Agen dan pinsipal memiliki informasi yang simetris artinya baik agen maupun majikan
memiliki kualitas dan jumlah informasi yang sama sehingga tidak terdapat informasi

tersembunyi yang dapat digunakan untuk keuntungan dirinya sendiri


2) Risiko yang dipikul agen berkaitan dengan imbal jasanya adalah kecil yang berarti
agen

mempunyai kepastian yang tinggi mengenai imbalan yang diterimanya.

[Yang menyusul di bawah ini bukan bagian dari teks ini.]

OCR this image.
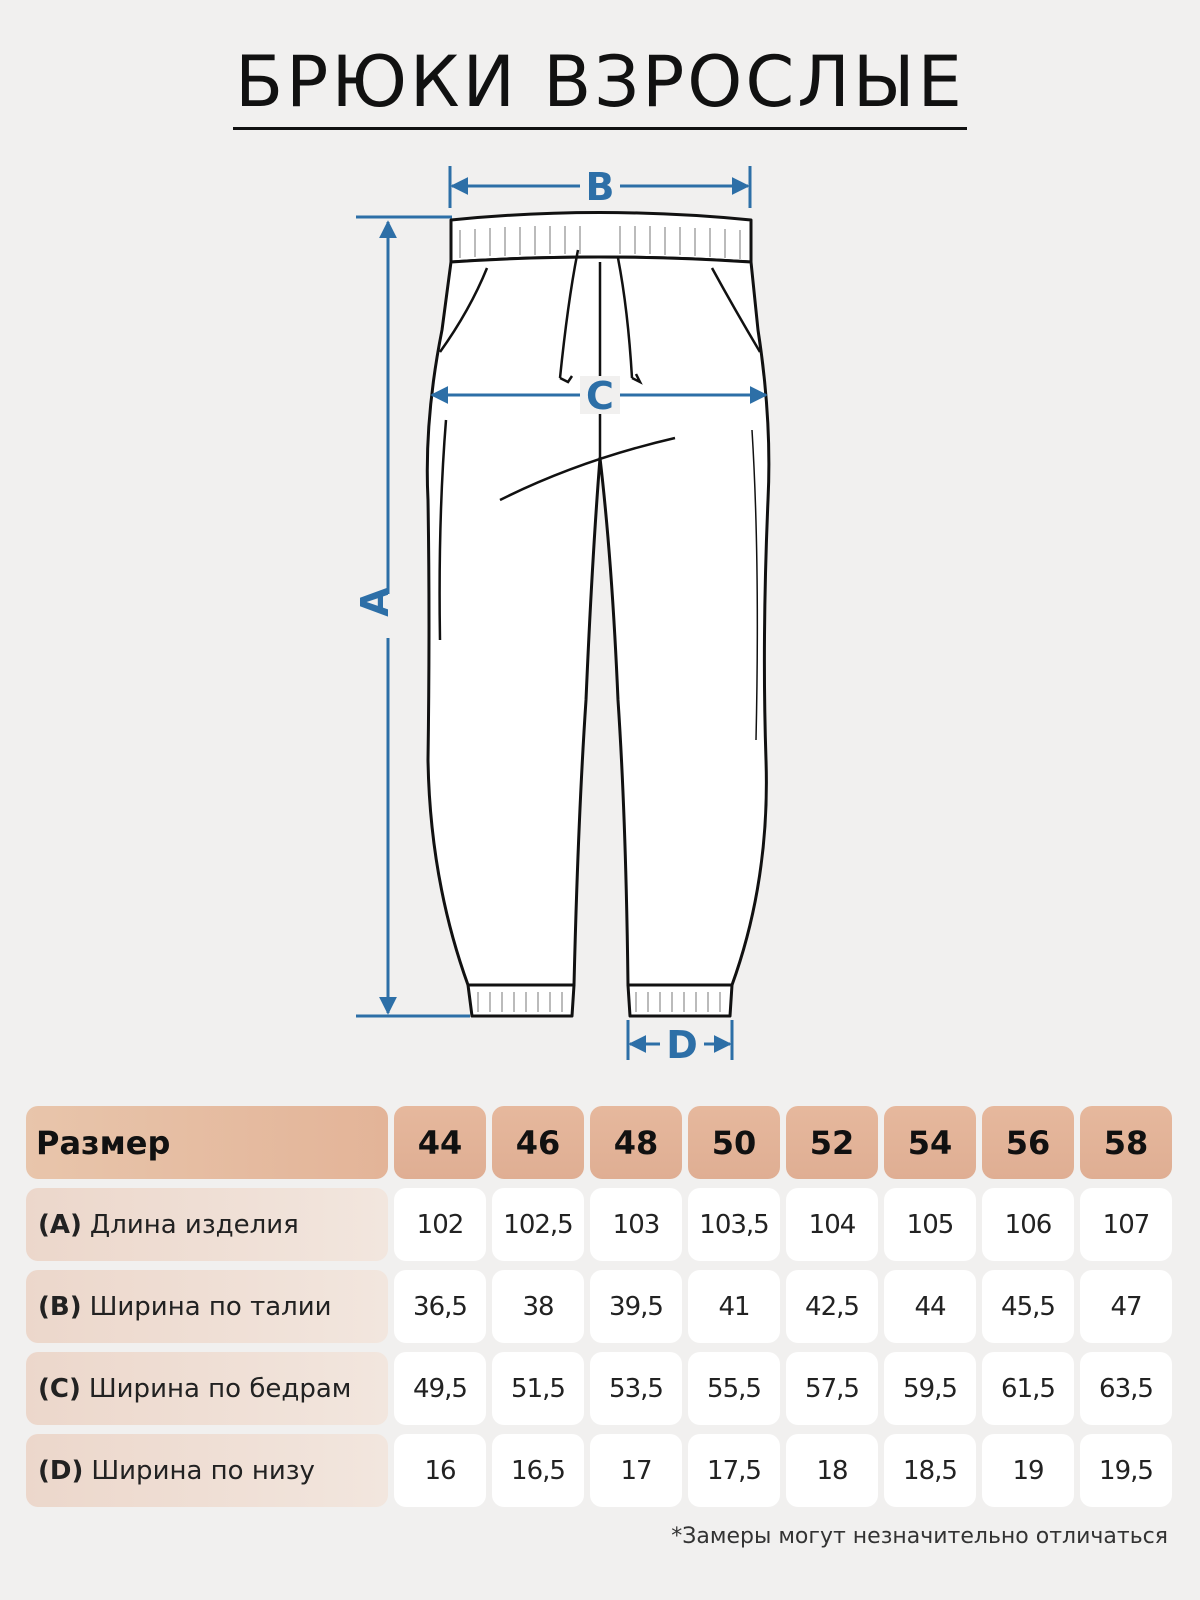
БРЮКИ ВЗРОСЛЫЕ
B
C
A
D
Размер	44	46	48	50	52	54	56	58
(A) Длина изделия	102	102,5	103	103,5	104	105	106	107
(B) Ширина по талии	36,5	38	39,5	41	42,5	44	45,5	47
(C) Ширина по бедрам	49,5	51,5	53,5	55,5	57,5	59,5	61,5	63,5
(D) Ширина по низу	16	16,5	17	17,5	18	18,5	19	19,5
*Замеры могут незначительно отличаться
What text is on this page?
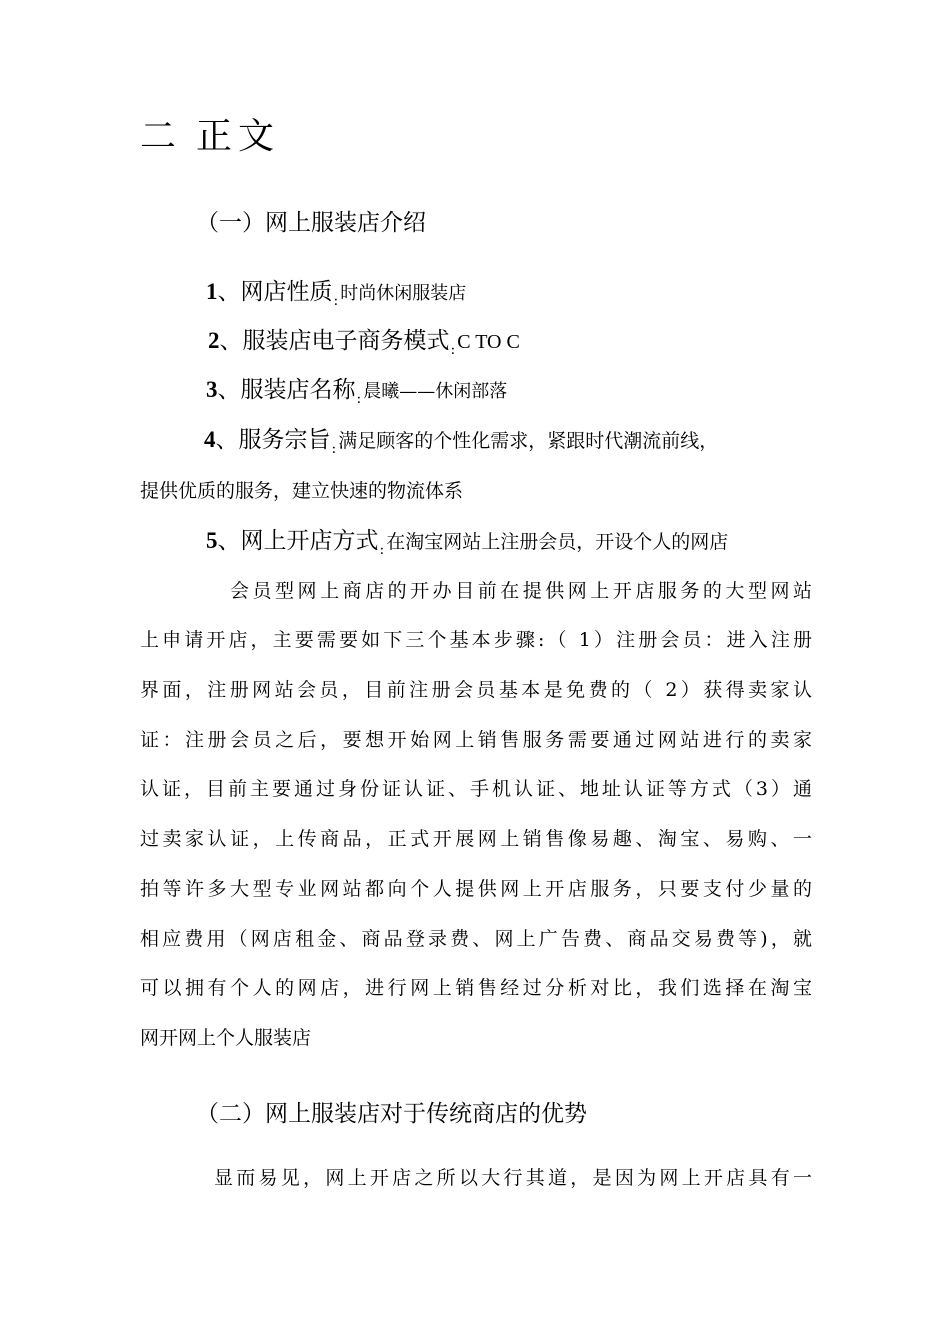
二 正文
（一）网上服装店介绍
1、网店性质$_:$ 时尚休闲服装店
2、服装店电子商务模式$_:$ C TO C
3、服装店名称$_:$ 晨曦——休闲部落
4、服务宗旨$_:$ 满足顾客的个性化需求，紧跟时代潮流前线，
提供优质的服务，建立快速的物流体系
5、网上开店方式$_:$ 在淘宝网站上注册会员，开设个人的网店
会员型网上商店的开办目前在提供网上开店服务的大型网站
上申请开店，主要需要如下三个基本步骤:（ 1）注册会员：进入注册
界面，注册网站会员，目前注册会员基本是免费的（ 2）获得卖家认
证：注册会员之后，要想开始网上销售服务需要通过网站进行的卖家
认证，目前主要通过身份证认证、手机认证、地址认证等方式（3）通
过卖家认证，上传商品，正式开展网上销售像易趣、淘宝、易购、一
拍等许多大型专业网站都向个人提供网上开店服务，只要支付少量的
相应费用（网店租金、商品登录费、网上广告费、商品交易费等)，就
可以拥有个人的网店，进行网上销售经过分析对比，我们选择在淘宝
网开网上个人服装店
（二）网上服装店对于传统商店的优势
显而易见，网上开店之所以大行其道，是因为网上开店具有一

Pada kenyataannya informasi simetris itu tidak pernah terjadi, karena manajer
berada didalam perusahaan sehingga manajer mempunyai banyak informasi mengenai
perusahaan, sedangkan prinsipal sangat jarang atau bahkan tidak pernah datang ke
perusahaan sehingga informasi yang diperoleh sangat sedikit. Hal ini menyebabkan kontrak
efisien tidak pernah terlaksana sehingga hubungan agen dan prinsipal selalu dilandasi oleh
asimetri informasi. Agen sebagai pengendali perusahaan pasti memiliki informasi yang
lebih baik dan lebih banyak dibandingkan dengan prinsipal. Di samping itu, karena
verifikasi sangat sulit dilakukan, maka tindakan agen pun sangat sulit untuk diamati.
Dengan demikian, membuka peluang agen untuk memaksimalkan kepentingannya sendiri
dengan melakukan tindakan yang tidak semestinya atau sering disebut disfunctional
behaviour, dimana tindakan ini dapat merugikan prinsipal, baik memanfaatkan aset
perusahaan untuk kepentingan pribadi, maupun perekayasaan kinerja perusahaan.